The bedroom she made for him is testament to her desire to make his environment nice, to look after him well, and I actually think she meant to, even though it was in reality no more than a carefully decorated cell.
But I think it went wrong, the reality of having him. I don’t think she anticipated how much he would miss home, or miss me, and his father and his stepmother, or his dog. I don’t think she expected him to be so desperately unhappy without us. She didn’t realise that he was already deeply loved, and that he loved so much in return.
Those are the motives we attribute to her, the timeline we fabricate to explain things. And we continue to try to fill in more gaps.
We speculate that Joanna May underestimated the tech savvy of a young boy. Why else would she have let him have access to a laptop? Was she tired of trying to entertain him down there, had she exhausted all other ideas? Did she think it was safe because it would be impossible for him to log on? How enraged was she when Ben found a WiFi signal down in that basement that didn’t need a password?

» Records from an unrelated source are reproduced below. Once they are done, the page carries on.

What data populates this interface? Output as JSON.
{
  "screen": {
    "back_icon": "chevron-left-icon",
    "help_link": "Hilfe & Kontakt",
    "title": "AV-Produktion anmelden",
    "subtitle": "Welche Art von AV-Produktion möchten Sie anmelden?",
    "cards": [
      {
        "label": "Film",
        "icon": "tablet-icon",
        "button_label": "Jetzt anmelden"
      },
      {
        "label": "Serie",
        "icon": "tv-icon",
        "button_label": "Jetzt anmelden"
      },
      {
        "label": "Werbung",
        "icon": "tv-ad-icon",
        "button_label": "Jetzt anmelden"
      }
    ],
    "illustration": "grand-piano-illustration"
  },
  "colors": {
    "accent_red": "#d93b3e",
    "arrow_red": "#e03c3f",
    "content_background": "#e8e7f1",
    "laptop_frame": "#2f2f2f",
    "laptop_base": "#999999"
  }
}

Enraged enough to put his life in danger, and I think that was because it made her feel that she’d lost control, that she’d bitten off more than she could chew. Her solution? To take him back to the woods and abandon him there, then to come home and organise her exit.
Is it because she really did love him that she didn’t take that final step and murder him at that point, to silence him for ever? I think so, although the thought makes me recoil.
To confirm our various hypotheses, we’ve all tried to coax more information out of Ben: therapists, doctors, psychiatrists, us. But for the most part he’s chosen silence, perhaps as a way of feeling in control. And we must accept his silence. We must content ourselves with our guesswork.
I wish now that I’d valued more the words that tumbled freely out of him before he was taken. I wish I’d collected them up and kept them safely in packages that I wrapped up carefully, secured with a ribbon, and stored in a safe place for the future. I wish I hadn’t been too distracted to listen to every word he said. I wish I hadn’t let him run ahead of me. There is so much that I wish, and all of it is pointless now. Beyond pointless.